The government is introducing a new code of governance for all sports governing bodies in the UK to make them accountable, transparent and diverse.
However, Damian Collins, chairman of the culture, media and sport committee, has also introduced a backbench motion calling for ministers to impose reform on the Football Association.
"The Government has given the FA a deadline of April to deliver progress on reforms or face losing up to £30m a year in public funding," reports Sky Sports. "On Thursday MPs will debate a non-binding motion of no-confidence in the FA in the House of Commons."
Clarke said he was "confident" that "substantial change" would occur, but there was "no mistaking his annoyance" over the debate, reports The Guardian.
He said: “Delivering real change is my responsibility and I firmly believe this is critical for the future of the game.
"If the government is not supportive of the changes when they are presented in the coming months, I will take personal responsibility for that. I will have failed. I will be accountable for that failure and would in due course step down from my role."
The situation is somewhat bizarre, says Marina Hyde of the Guardian.
"The culture, media and sport committee is composed of ten middle-aged white men, one woman and not a single BAME representative. So who better to demand reform of the Football Association?" she writes. "Back in December, you may recall, five elderly white men who used to be big at the FA wrote to parliament to explain that the FA was culturally incapable of reform because of elderly white men."

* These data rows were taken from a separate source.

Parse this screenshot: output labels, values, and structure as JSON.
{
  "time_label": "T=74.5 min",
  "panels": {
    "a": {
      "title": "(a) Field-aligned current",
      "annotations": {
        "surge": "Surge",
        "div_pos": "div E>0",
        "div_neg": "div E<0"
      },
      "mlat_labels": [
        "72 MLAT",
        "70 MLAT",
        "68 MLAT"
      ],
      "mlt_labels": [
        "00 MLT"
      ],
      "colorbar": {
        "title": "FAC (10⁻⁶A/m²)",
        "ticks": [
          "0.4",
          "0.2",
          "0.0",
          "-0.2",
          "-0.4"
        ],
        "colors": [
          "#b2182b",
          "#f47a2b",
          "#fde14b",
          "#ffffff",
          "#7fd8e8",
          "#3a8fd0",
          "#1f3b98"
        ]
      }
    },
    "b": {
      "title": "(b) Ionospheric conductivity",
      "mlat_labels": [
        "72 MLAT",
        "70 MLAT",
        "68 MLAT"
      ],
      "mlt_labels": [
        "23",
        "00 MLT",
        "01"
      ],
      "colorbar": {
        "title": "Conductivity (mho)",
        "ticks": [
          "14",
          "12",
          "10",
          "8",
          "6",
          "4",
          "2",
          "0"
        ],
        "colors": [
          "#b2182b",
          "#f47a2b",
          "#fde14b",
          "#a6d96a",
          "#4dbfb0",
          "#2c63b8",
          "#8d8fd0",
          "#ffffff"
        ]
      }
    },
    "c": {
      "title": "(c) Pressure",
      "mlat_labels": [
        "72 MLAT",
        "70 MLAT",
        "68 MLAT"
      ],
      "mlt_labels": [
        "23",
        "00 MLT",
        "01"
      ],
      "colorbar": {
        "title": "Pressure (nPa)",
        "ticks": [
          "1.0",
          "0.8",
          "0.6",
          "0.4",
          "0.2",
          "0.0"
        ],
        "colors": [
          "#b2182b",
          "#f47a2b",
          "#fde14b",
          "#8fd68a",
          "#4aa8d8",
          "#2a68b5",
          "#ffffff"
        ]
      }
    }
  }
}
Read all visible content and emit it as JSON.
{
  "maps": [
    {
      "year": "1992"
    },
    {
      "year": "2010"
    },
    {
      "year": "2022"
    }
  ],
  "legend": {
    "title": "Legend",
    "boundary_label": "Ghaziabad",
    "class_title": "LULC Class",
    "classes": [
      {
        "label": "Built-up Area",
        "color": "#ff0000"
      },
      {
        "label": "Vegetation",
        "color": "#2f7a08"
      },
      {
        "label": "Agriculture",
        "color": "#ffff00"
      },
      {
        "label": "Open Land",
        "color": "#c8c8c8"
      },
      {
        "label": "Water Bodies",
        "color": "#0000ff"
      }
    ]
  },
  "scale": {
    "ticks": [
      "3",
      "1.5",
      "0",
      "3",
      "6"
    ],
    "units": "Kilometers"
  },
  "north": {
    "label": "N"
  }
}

The debate, Hyde continues, will have little impact on the FA and is "more likely to reflect which MPs most want to get themselves on the news that day".
However, change could be coming, says Richard Conway of the BBC. "Not a lot has changed since the FA was founded in the mid-19th Century," he says, but Clarke appears determined to win government approval.
"There's growing indignation within Wembley over continually being called a failing organisation. There's a recognition that work needs to be done to increase diversity and to change a board structure whose members have been criticised for representing vested interests.
"But, as Clarke reflects, the FA's view is that it is very much meeting its role as a governing body."